Há dois anos atrás aceitei apresentar um livro de uma senhora aposentada da profissão docente, que eu mal conhecia, e fiz uma nova e empenhada amiga. A Fernanda Judite, avó e sempre professora primária, ao longo de décadas procurou incutir nos seus alunos e descendentes a paixão pela leitura, que muitas vezes leva ao gosto e paixão pela escrita (como aconteceu pessoalmente).
Quando lhe perguntei “o que andava a ler”, ela respondeu-me “os Lusíadas”, mas porque não se lembrou na hora do escritor japonês Haruki Murakami. Uns tempos depois recebi na caixa do correio um volume espesso e pesado, abri e o meu espanto: era a obra “O Impiedoso País das Maravilhas e o Fim do Mundo” de Haruki Murakami.
São 560 páginas, mas não nos pesam nos olhos nem na alma. A obra é uma verdadeira poesia narrativa. Resumindo o enredo: para se deslocar ao laboratório de um velho professor com fama de homem da Renascença do nosso tempo, um técnico informático apanha um elevador, lento ao ponto de uma pessoa não saber se está a subir ou a descer. À chegada, é recebido por uma jovem bonita e rechonchuda. O programador segue atrás da mulher vestida de cor-de-rosa por corredores que nunca mais acabam e por caminhos subterrâneos, aspirando profundamente a fragrância de melão que a nuca dela exala. No entanto, nem sequer ouve o rumor da respiração e é como se as palavras que lhe saem da boca chegassem aos seus ouvidos através de uma espessa parede de vidro. Às tantas, parece-lhe que a jovem de formas arredondadas terá dito qualquer coisa como «Marcel Proust». Marcel Proust? Bem-vindos ao impiedoso país das maravilhas.

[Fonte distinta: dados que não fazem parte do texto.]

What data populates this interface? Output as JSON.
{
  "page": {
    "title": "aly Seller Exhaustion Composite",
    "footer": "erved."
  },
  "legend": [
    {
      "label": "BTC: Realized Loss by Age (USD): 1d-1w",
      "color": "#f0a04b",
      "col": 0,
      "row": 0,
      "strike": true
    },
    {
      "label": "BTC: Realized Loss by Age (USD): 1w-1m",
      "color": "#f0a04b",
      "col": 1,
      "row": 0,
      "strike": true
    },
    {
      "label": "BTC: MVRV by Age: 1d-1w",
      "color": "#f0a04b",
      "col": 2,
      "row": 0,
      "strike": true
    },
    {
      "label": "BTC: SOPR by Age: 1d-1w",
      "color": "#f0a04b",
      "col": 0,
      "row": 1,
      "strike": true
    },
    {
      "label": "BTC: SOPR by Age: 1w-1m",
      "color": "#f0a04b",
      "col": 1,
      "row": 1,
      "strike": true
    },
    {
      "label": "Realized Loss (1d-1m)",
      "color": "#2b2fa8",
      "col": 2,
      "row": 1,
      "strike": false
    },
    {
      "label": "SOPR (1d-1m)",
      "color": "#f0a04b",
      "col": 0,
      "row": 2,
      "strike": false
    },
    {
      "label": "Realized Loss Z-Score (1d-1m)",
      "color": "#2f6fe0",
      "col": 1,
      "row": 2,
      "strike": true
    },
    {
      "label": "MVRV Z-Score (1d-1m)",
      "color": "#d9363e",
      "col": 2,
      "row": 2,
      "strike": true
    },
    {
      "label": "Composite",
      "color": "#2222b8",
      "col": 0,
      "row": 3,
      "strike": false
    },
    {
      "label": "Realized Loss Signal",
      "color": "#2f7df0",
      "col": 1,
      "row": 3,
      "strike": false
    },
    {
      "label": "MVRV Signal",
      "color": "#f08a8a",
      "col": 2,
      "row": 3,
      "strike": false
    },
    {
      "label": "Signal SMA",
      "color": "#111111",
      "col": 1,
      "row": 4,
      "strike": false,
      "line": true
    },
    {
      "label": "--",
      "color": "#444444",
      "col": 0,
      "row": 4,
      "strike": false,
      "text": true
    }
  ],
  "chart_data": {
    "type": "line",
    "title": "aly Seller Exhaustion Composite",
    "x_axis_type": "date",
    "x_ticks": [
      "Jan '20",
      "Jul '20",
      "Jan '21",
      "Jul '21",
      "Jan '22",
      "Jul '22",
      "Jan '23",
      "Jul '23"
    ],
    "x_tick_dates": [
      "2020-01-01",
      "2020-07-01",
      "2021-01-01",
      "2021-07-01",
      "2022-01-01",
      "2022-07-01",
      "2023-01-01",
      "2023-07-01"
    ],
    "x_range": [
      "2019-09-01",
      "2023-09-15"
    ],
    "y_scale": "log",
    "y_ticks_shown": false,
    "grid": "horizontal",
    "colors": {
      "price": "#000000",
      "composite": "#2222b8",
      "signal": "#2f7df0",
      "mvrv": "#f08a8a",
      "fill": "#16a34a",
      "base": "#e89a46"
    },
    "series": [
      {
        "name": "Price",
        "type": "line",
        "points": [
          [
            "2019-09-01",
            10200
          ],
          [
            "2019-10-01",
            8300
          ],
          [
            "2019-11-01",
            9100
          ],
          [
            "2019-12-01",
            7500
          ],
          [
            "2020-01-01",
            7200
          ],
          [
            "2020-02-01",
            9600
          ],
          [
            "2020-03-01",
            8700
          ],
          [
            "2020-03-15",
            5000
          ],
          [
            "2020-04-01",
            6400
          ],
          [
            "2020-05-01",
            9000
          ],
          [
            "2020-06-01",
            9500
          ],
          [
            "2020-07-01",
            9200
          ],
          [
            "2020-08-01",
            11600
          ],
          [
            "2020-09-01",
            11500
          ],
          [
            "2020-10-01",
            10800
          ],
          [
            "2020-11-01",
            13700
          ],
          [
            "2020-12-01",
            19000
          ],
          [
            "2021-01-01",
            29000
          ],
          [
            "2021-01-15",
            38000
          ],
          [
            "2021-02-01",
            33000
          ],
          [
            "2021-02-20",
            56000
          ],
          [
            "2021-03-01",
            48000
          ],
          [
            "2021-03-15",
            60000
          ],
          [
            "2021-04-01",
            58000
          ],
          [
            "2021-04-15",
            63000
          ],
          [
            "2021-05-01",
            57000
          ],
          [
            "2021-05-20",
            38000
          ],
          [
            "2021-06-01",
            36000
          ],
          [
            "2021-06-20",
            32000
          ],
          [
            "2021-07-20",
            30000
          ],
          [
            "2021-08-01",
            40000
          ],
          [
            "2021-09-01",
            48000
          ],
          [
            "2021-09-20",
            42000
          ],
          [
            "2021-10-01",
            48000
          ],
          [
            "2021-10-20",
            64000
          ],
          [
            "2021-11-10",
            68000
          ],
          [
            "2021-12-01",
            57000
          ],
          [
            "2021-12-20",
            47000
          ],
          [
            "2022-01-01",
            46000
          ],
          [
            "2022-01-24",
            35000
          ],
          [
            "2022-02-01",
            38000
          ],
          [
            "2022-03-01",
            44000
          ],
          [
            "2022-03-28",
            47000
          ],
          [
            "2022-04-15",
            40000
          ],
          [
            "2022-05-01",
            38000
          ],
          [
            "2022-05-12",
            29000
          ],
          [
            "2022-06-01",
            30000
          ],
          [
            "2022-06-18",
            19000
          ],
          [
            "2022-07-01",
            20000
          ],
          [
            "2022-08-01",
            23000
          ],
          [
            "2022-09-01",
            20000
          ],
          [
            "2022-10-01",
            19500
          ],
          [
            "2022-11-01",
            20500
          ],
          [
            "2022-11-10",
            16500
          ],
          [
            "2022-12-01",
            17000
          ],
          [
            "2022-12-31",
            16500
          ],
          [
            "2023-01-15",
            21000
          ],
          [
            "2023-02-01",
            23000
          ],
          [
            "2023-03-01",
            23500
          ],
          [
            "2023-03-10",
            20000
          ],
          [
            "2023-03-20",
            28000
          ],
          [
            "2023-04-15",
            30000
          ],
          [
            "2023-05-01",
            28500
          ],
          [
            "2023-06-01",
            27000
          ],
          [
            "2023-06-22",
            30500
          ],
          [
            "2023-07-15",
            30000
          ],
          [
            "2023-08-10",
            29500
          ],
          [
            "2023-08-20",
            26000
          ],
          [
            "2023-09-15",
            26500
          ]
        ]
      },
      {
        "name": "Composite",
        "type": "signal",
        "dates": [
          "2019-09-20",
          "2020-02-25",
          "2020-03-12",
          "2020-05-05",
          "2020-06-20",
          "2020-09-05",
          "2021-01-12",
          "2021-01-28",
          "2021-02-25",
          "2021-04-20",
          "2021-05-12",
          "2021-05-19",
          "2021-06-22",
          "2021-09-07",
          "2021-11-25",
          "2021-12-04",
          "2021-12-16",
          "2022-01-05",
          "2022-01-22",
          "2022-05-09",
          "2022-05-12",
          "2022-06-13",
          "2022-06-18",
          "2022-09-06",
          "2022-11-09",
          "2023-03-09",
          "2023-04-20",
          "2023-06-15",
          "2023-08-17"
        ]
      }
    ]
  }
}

Numa pequena e fantasmagórica cidade, rodeada por uma muralha que a separa do resto do mundo, vivem seres humanos privados da sombra e dos sentimentos. Habituados desde há muito a conviver tranquilamente com a ausência de emoções, todos se mostram satisfeitos e em paz. Ninguém envelhece, ninguém morre. A que se deve tal proeza? Aparentemente, ao facto de não terem coração. Com efeito, as pessoas deixam de ter sombra mal passam a viver dentro das muralhas. A esta cidade nos confins do mundo chega um jovem de trinta e cinco anos, que tem por missão ler «os velhos sonhos» nos crânios dos unicórnios. Com a ajuda da bibliotecária, que revela um apetite prodigioso até dizer basta, o programador propõe-se recolher recordações e fragmentos de outras vidas, pertencente a uma outra possível dimensão.
Segundo os críticos, este livro marca «O golpe de mestre que provocou o reconhecimento de Haruki Murakami a nível internacional.» De uma leitura que nos conduz a imagens pormenorizadas de um mundo imaginário quase caótico, narrativa que nos aproxima dos maiores contadores de estórias de outros tempos.
Haruki Murakami é, sem dúvida, um autor de culto, lido por todas as gerações e procurado com especial curiosidade pelos jovens leitores, encontrando-se traduzido em mais de 50 línguas. Sendo um dos escritores japoneses contemporâneos mais divulgado em todo o mundo, é simultaneamente aplaudido pela crítica, que o considera um dos «grandes romancistas vivos» (The Guardian).
Haruki Murakami recebeu vários doutoramentos honoris causa pelas universidades do Havai, Liège e Princeton em reconhecimento da sua obra, recompensada através da atribuição de importantes galardões internacionais, com destaque para os prémios Noma, Tanizaki, Yomiuri, Franz Kafka, Jerusalém e Hans Christian Andersen.
Mais uma obra (e um escritor) a integrar na nossa biblioteca de leituras obrigatórias.